The club’s motto has always been “Conservation Through Education”.   It’s written constitution expands upon this theme by setting out several purposes of the club including:  

1. To increase the knowledge and appreciation of the flora and fauna in our district.

2. To foster and increase interest in the preservation of our natural resources, i.e. encourage wildlife sanctuaries, etc.

3. To compile natural history records for our district

4. To provide opportunity for nature lovers to meet, exchange views and observations and to increase the appreciation of the wonders and beauties of the natural world.


The club has worked over the last 50 years to fulfill these commitments with eight yearly general meetings, five newsletters per year, and numerous field outings.  The general meetings take place on the last Monday of each month excluding June, July, August and December at the the Bobby Orr Room in the Oshawa Civic Centre starting at 7:30 pm until 9:30 pm.

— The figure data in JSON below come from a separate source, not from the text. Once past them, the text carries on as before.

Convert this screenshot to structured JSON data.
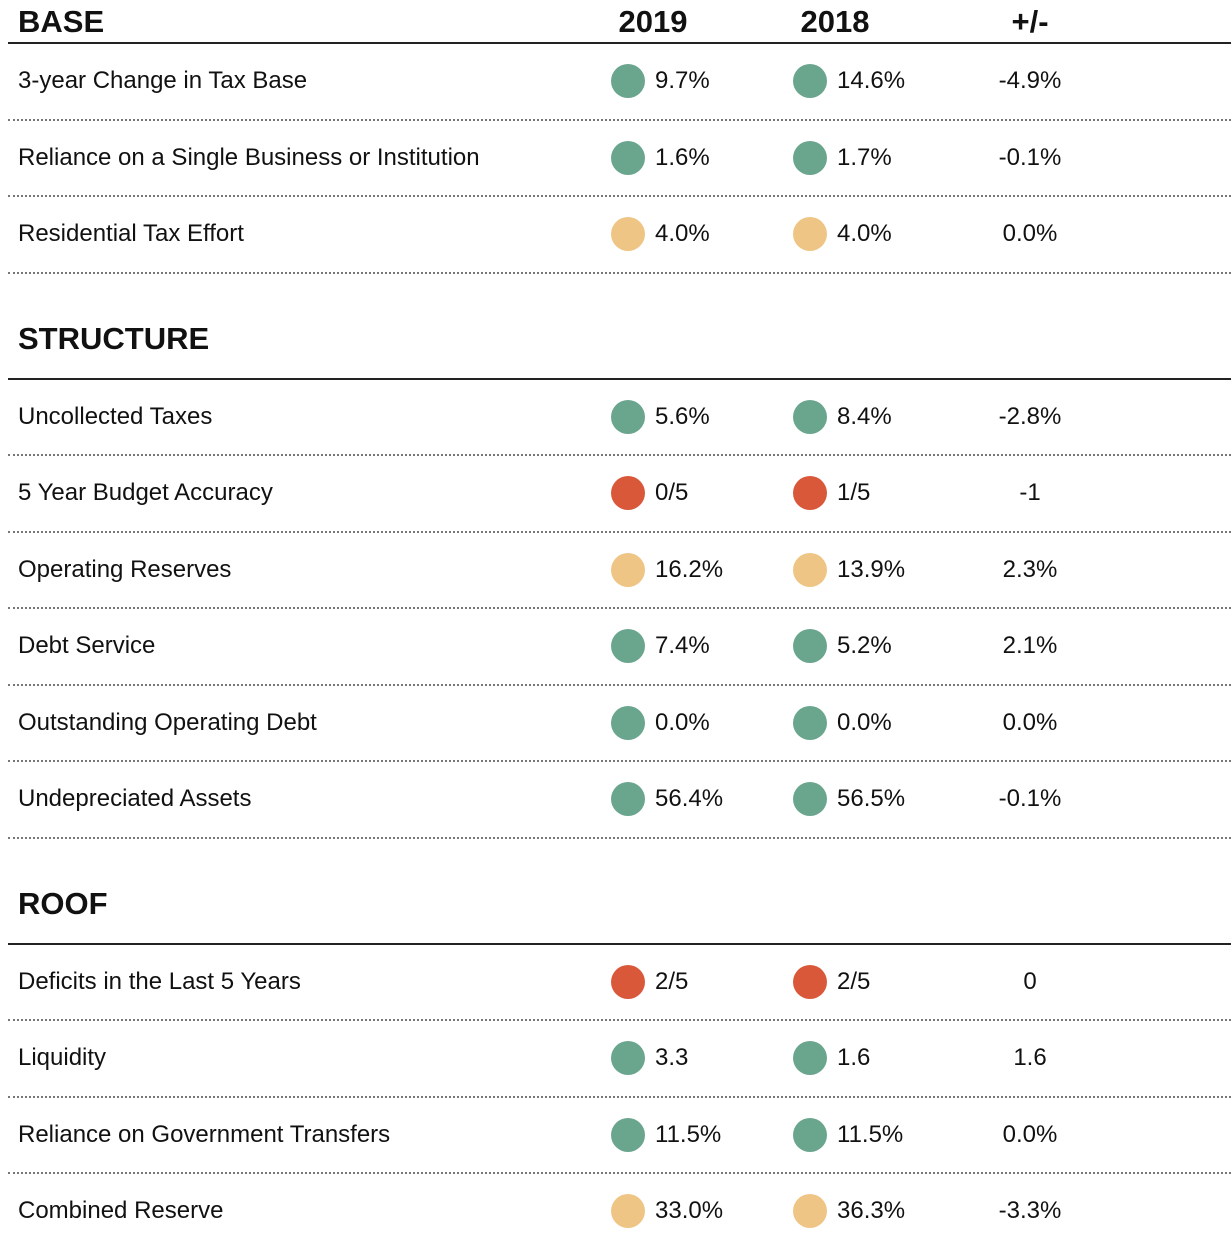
{
  "columns": [
    "2019",
    "2018",
    "+/-"
  ],
  "sections": [
    {
      "title": "BASE",
      "rows": [
        {
          "label": "3-year Change in Tax Base",
          "v2019": "9.7%",
          "c2019": "#6aa58e",
          "v2018": "14.6%",
          "c2018": "#6aa58e",
          "diff": "-4.9%"
        },
        {
          "label": "Reliance on a Single Business or Institution",
          "v2019": "1.6%",
          "c2019": "#6aa58e",
          "v2018": "1.7%",
          "c2018": "#6aa58e",
          "diff": "-0.1%"
        },
        {
          "label": "Residential Tax Effort",
          "v2019": "4.0%",
          "c2019": "#efc585",
          "v2018": "4.0%",
          "c2018": "#efc585",
          "diff": "0.0%"
        }
      ]
    },
    {
      "title": "STRUCTURE",
      "rows": [
        {
          "label": "Uncollected Taxes",
          "v2019": "5.6%",
          "c2019": "#6aa58e",
          "v2018": "8.4%",
          "c2018": "#6aa58e",
          "diff": "-2.8%"
        },
        {
          "label": "5 Year Budget Accuracy",
          "v2019": "0/5",
          "c2019": "#d9583a",
          "v2018": "1/5",
          "c2018": "#d9583a",
          "diff": "-1"
        },
        {
          "label": "Operating Reserves",
          "v2019": "16.2%",
          "c2019": "#efc585",
          "v2018": "13.9%",
          "c2018": "#efc585",
          "diff": "2.3%"
        },
        {
          "label": "Debt Service",
          "v2019": "7.4%",
          "c2019": "#6aa58e",
          "v2018": "5.2%",
          "c2018": "#6aa58e",
          "diff": "2.1%"
        },
        {
          "label": "Outstanding Operating Debt",
          "v2019": "0.0%",
          "c2019": "#6aa58e",
          "v2018": "0.0%",
          "c2018": "#6aa58e",
          "diff": "0.0%"
        },
        {
          "label": "Undepreciated Assets",
          "v2019": "56.4%",
          "c2019": "#6aa58e",
          "v2018": "56.5%",
          "c2018": "#6aa58e",
          "diff": "-0.1%"
        }
      ]
    },
    {
      "title": "ROOF",
      "rows": [
        {
          "label": "Deficits in the Last 5 Years",
          "v2019": "2/5",
          "c2019": "#d9583a",
          "v2018": "2/5",
          "c2018": "#d9583a",
          "diff": "0"
        },
        {
          "label": "Liquidity",
          "v2019": "3.3",
          "c2019": "#6aa58e",
          "v2018": "1.6",
          "c2018": "#6aa58e",
          "diff": "1.6"
        },
        {
          "label": "Reliance on Government Transfers",
          "v2019": "11.5%",
          "c2019": "#6aa58e",
          "v2018": "11.5%",
          "c2018": "#6aa58e",
          "diff": "0.0%"
        },
        {
          "label": "Combined Reserve",
          "v2019": "33.0%",
          "c2019": "#efc585",
          "v2018": "36.3%",
          "c2018": "#efc585",
          "diff": "-3.3%"
        }
      ]
    }
  ]
}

At each meeting there are updates given by the executive members as to their ongoing activities including future programmes and outings, correspondence and conservation issues.  And there is a general discussion in which members and guests are invited to share concerns, ideas and observations.  A major portion of every meeting is spent with a presentation by a guest speaker with topics that cover all aspects of the natural environment from conservation to natural areas, birding, plants and animals.  


The DRFN conducts numerous outings every year encompassing many aspects of nature including some yearly outings and workshops such as the Winter Feeder Tour, the Annual Spring Weekend Outing, the Butterfly Workshop, The Niagara Gull Outing and the Christmas Bird Count.

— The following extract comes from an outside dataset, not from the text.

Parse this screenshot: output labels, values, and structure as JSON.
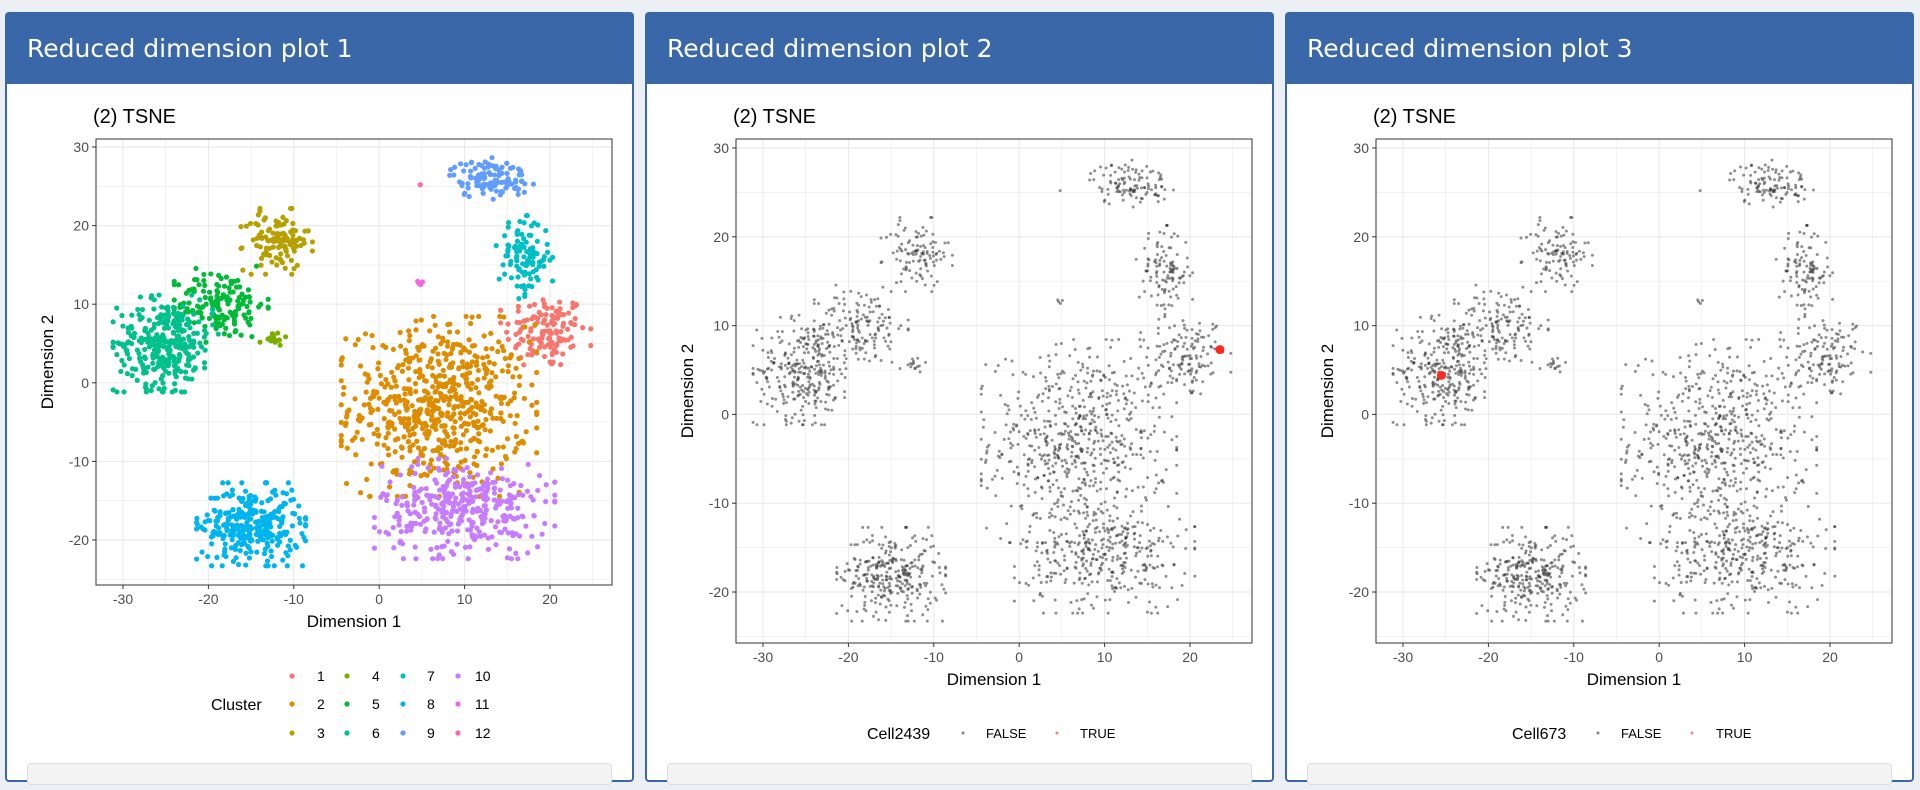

Many current and former members of the Durham Region Field Naturalists have participated in the conservation of such local natural areas as the Second Marsh and the Thickson’s Woods Heritage Foundation and continue to sit on the supporting boards.

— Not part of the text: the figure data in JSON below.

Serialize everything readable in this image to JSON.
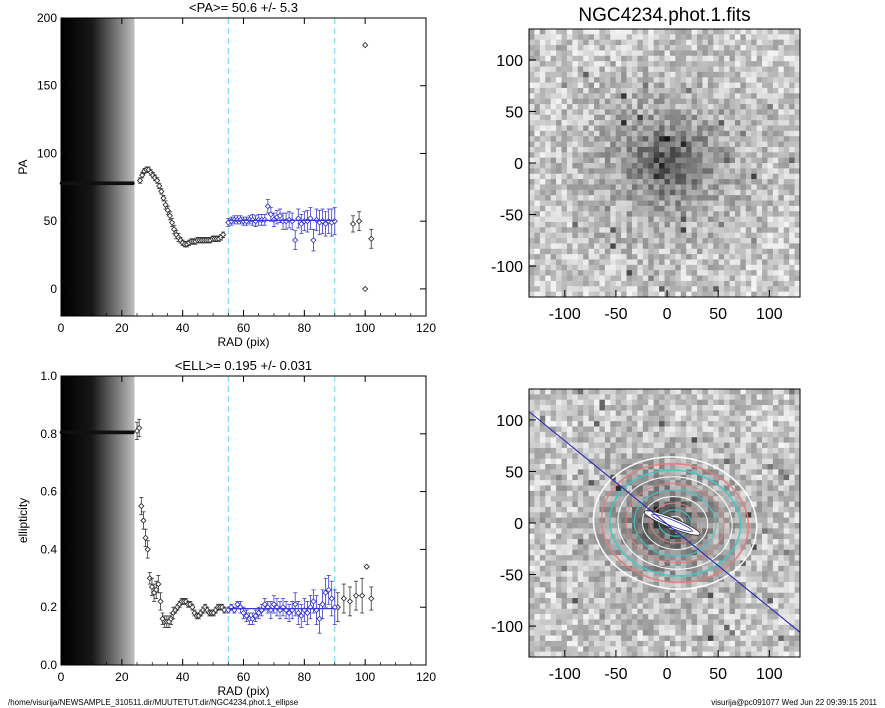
{
  "chart_data": [
    {
      "type": "scatter",
      "title": "<PA>=  50.6 +/-   5.3",
      "xlabel": "RAD (pix)",
      "ylabel": "PA",
      "xlim": [
        0,
        120
      ],
      "ylim": [
        -20,
        200
      ],
      "xticks": [
        "0",
        "20",
        "40",
        "60",
        "80",
        "100",
        "120"
      ],
      "yticks": [
        "0",
        "50",
        "100",
        "150",
        "200"
      ],
      "vlines": [
        55,
        90
      ],
      "mean_line": {
        "x": [
          55,
          90
        ],
        "y": 50.6
      },
      "series": [
        {
          "color": "#333333",
          "x": [
            26,
            26.7,
            27.4,
            28.1,
            28.8,
            29.5,
            30.2,
            30.9,
            31.6,
            32.3,
            33,
            33.7,
            34.4,
            35.1,
            35.8,
            36.5,
            37.2,
            37.9,
            38.6,
            39.3,
            40,
            40.7,
            41.4,
            42.1,
            42.8,
            43.5,
            44.2,
            44.9,
            45.6,
            46.3,
            47,
            47.7,
            48.4,
            49.1,
            49.8,
            50.5,
            51.2,
            51.9,
            52.6,
            53.3,
            96,
            98,
            100,
            100,
            102
          ],
          "y": [
            80,
            84,
            87,
            88,
            88,
            86,
            84,
            82,
            80,
            76,
            72,
            67,
            62,
            58,
            54,
            49,
            44,
            40,
            38,
            36,
            34,
            33,
            33,
            34,
            35,
            35,
            35,
            36,
            36,
            36,
            36,
            36,
            36,
            36,
            37,
            37,
            37,
            37,
            38,
            40,
            48,
            50,
            180,
            0,
            37
          ],
          "errors": [
            2,
            2,
            2,
            2,
            2,
            2,
            2,
            2,
            2,
            2,
            2,
            2,
            3,
            3,
            3,
            3,
            3,
            3,
            3,
            2,
            2,
            2,
            2,
            2,
            2,
            2,
            2,
            2,
            2,
            2,
            2,
            2,
            2,
            2,
            2,
            2,
            2,
            2,
            2,
            2,
            6,
            7,
            0,
            0,
            7
          ]
        },
        {
          "color": "#3a3ad0",
          "x": [
            55,
            56,
            57,
            58,
            59,
            60,
            61,
            62,
            63,
            64,
            65,
            66,
            67,
            68,
            69,
            70,
            71,
            72,
            73,
            74,
            75,
            76,
            77,
            78,
            79,
            80,
            81,
            82,
            83,
            84,
            85,
            86,
            87,
            88,
            89,
            90
          ],
          "y": [
            49,
            50,
            51,
            51,
            51,
            50,
            50,
            51,
            51,
            50,
            51,
            51,
            51,
            61,
            55,
            51,
            53,
            54,
            50,
            50,
            51,
            50,
            36,
            52,
            48,
            50,
            50,
            52,
            36,
            51,
            49,
            50,
            48,
            50,
            49,
            50
          ],
          "errors": [
            3,
            3,
            3,
            3,
            3,
            3,
            3,
            3,
            4,
            4,
            4,
            4,
            4,
            5,
            5,
            5,
            5,
            5,
            6,
            6,
            6,
            6,
            7,
            7,
            7,
            7,
            8,
            8,
            8,
            8,
            9,
            9,
            9,
            9,
            10,
            10
          ]
        }
      ]
    },
    {
      "type": "scatter",
      "title": "<ELL>= 0.195 +/-  0.031",
      "xlabel": "RAD (pix)",
      "ylabel": "ellipticity",
      "xlim": [
        0,
        120
      ],
      "ylim": [
        0,
        1
      ],
      "xticks": [
        "0",
        "20",
        "40",
        "60",
        "80",
        "100",
        "120"
      ],
      "yticks": [
        "0.0",
        "0.2",
        "0.4",
        "0.6",
        "0.8",
        "1.0"
      ],
      "vlines": [
        55,
        90
      ],
      "mean_line": {
        "x": [
          55,
          90
        ],
        "y": 0.195
      },
      "series": [
        {
          "color": "#333333",
          "x": [
            25,
            25.7,
            26.4,
            27.1,
            27.8,
            28.5,
            29.2,
            29.9,
            30.6,
            31.3,
            32,
            32.7,
            33.4,
            34.1,
            34.8,
            35.5,
            36.2,
            36.9,
            37.6,
            38.3,
            39,
            39.7,
            40.4,
            41.1,
            41.8,
            42.5,
            43.2,
            43.9,
            44.6,
            45.3,
            46,
            46.7,
            47.4,
            48.1,
            48.8,
            49.5,
            50.2,
            50.9,
            51.6,
            52.3,
            53,
            53.7,
            91,
            93,
            95,
            97,
            99,
            100.5,
            102
          ],
          "y": [
            0.81,
            0.82,
            0.55,
            0.5,
            0.44,
            0.4,
            0.3,
            0.27,
            0.25,
            0.26,
            0.28,
            0.22,
            0.16,
            0.15,
            0.15,
            0.15,
            0.16,
            0.18,
            0.19,
            0.2,
            0.21,
            0.22,
            0.22,
            0.22,
            0.21,
            0.21,
            0.2,
            0.18,
            0.17,
            0.17,
            0.18,
            0.19,
            0.2,
            0.19,
            0.18,
            0.18,
            0.18,
            0.19,
            0.2,
            0.2,
            0.2,
            0.19,
            0.2,
            0.23,
            0.22,
            0.24,
            0.24,
            0.34,
            0.23
          ],
          "errors": [
            0.03,
            0.03,
            0.03,
            0.03,
            0.03,
            0.03,
            0.02,
            0.03,
            0.03,
            0.03,
            0.03,
            0.03,
            0.02,
            0.02,
            0.02,
            0.02,
            0.02,
            0.02,
            0.01,
            0.01,
            0.01,
            0.01,
            0.01,
            0.01,
            0.01,
            0.01,
            0.01,
            0.01,
            0.01,
            0.01,
            0.01,
            0.01,
            0.01,
            0.01,
            0.01,
            0.01,
            0.01,
            0.01,
            0.01,
            0.01,
            0.01,
            0.01,
            0.05,
            0.05,
            0.05,
            0.05,
            0.06,
            0,
            0.04
          ]
        },
        {
          "color": "#3a3ad0",
          "x": [
            55,
            56,
            57,
            58,
            59,
            60,
            61,
            62,
            63,
            64,
            65,
            66,
            67,
            68,
            69,
            70,
            71,
            72,
            73,
            74,
            75,
            76,
            77,
            78,
            79,
            80,
            81,
            82,
            83,
            84,
            85,
            86,
            87,
            88,
            89,
            90
          ],
          "y": [
            0.19,
            0.2,
            0.19,
            0.21,
            0.2,
            0.18,
            0.17,
            0.16,
            0.16,
            0.17,
            0.18,
            0.19,
            0.21,
            0.2,
            0.19,
            0.21,
            0.2,
            0.19,
            0.2,
            0.19,
            0.18,
            0.19,
            0.21,
            0.18,
            0.17,
            0.19,
            0.18,
            0.2,
            0.22,
            0.19,
            0.16,
            0.21,
            0.25,
            0.26,
            0.23,
            0.2
          ],
          "errors": [
            0.01,
            0.01,
            0.01,
            0.01,
            0.02,
            0.02,
            0.02,
            0.02,
            0.02,
            0.02,
            0.02,
            0.02,
            0.02,
            0.02,
            0.03,
            0.03,
            0.03,
            0.03,
            0.03,
            0.03,
            0.03,
            0.03,
            0.04,
            0.04,
            0.04,
            0.04,
            0.04,
            0.04,
            0.04,
            0.05,
            0.05,
            0.05,
            0.05,
            0.05,
            0.06,
            0.06
          ]
        }
      ]
    },
    {
      "type": "heatmap",
      "title": "NGC4234.phot.1.fits",
      "xlim": [
        -135,
        130
      ],
      "ylim": [
        -130,
        130
      ],
      "xticks": [
        "-100",
        "-50",
        "0",
        "50",
        "100"
      ],
      "yticks": [
        "-100",
        "-50",
        "0",
        "50",
        "100"
      ],
      "colormap": "inverted grayscale"
    },
    {
      "type": "heatmap",
      "xlim": [
        -135,
        130
      ],
      "ylim": [
        -130,
        130
      ],
      "xticks": [
        "-100",
        "-50",
        "0",
        "50",
        "100"
      ],
      "yticks": [
        "-100",
        "-50",
        "0",
        "50",
        "100"
      ],
      "overlay": {
        "ellipse_pa_deg": 50.6,
        "ellipticity": 0.195,
        "contour_colors": [
          "#ffffff",
          "#40c8c8",
          "#e08080"
        ],
        "line_color": "#2d2db4"
      }
    }
  ],
  "footer": {
    "left": "/home/visurija/NEWSAMPLE_310511.dir/MUUTETUT.dir/NGC4234.phot.1_ellipse",
    "right": "visurija@pc091077  Wed Jun 22 09:39:15 2011"
  }
}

In 2004 DRFN joined with the local chapter of the Canadian Organic Growers (COG) and the City of Oshawa to create a butterfly garden next to the Oshawa Creek on Rossland Road west of Simcoe Street.  This endeavor is meant to provide a habitat for butterflies and a teaching tool to public.

On December 4, 2007, Otto Peter accepted a Central Lake Ontario Conservation Authority (CLOCA) Watershed Award for DRFN. We were selected for the organization’s support of the Authority’s watershed management and natural heritage projects.  Along with conducting tree plantings, hosting various natural heritage inventories and a garlic mustard removal public event, members also provided interpretive services as part of CLOCA’s Watershed Wilderness Nature Hikes.  Durham Region Field Naturalists members also take a leading role in organizing the Cranberry

Marsh and Heber Down Raptor Watch.

In 2005 DRFN won the Durham Environmental Advisory Committee’s  Irene Kock Education/Communication Award.

The DRFN is an active member of Ontario Nature being a member club within ON's Ontario North section of the Nature Network.  The club provides support both monetarily and otherwise to Ontario Nature and other conservation groups such as the Thickson’s Woods Heritage Foundation,  etc.


An eight to twelve page newsletter is published five times a year and provides schedules of upcoming meetings and outings.  It also contains local and provincial conservation issues, rare bird sightings, write-ups of past outings, recent bird observations, articles of interests to naturalists covering birds, plants, animals and ecosystems and articles of environmental importance such as energy conservation, recycling and organic foods and products. Club members write most of these articles.    

The Durham Region Field Naturalist is a not-for profit organization and is a registered charity. Yearly membership fees and donations finance it.  


In 1986 The DRFN published a booklet entitled “ Natural Areas of Durham Region” that was made available to the public.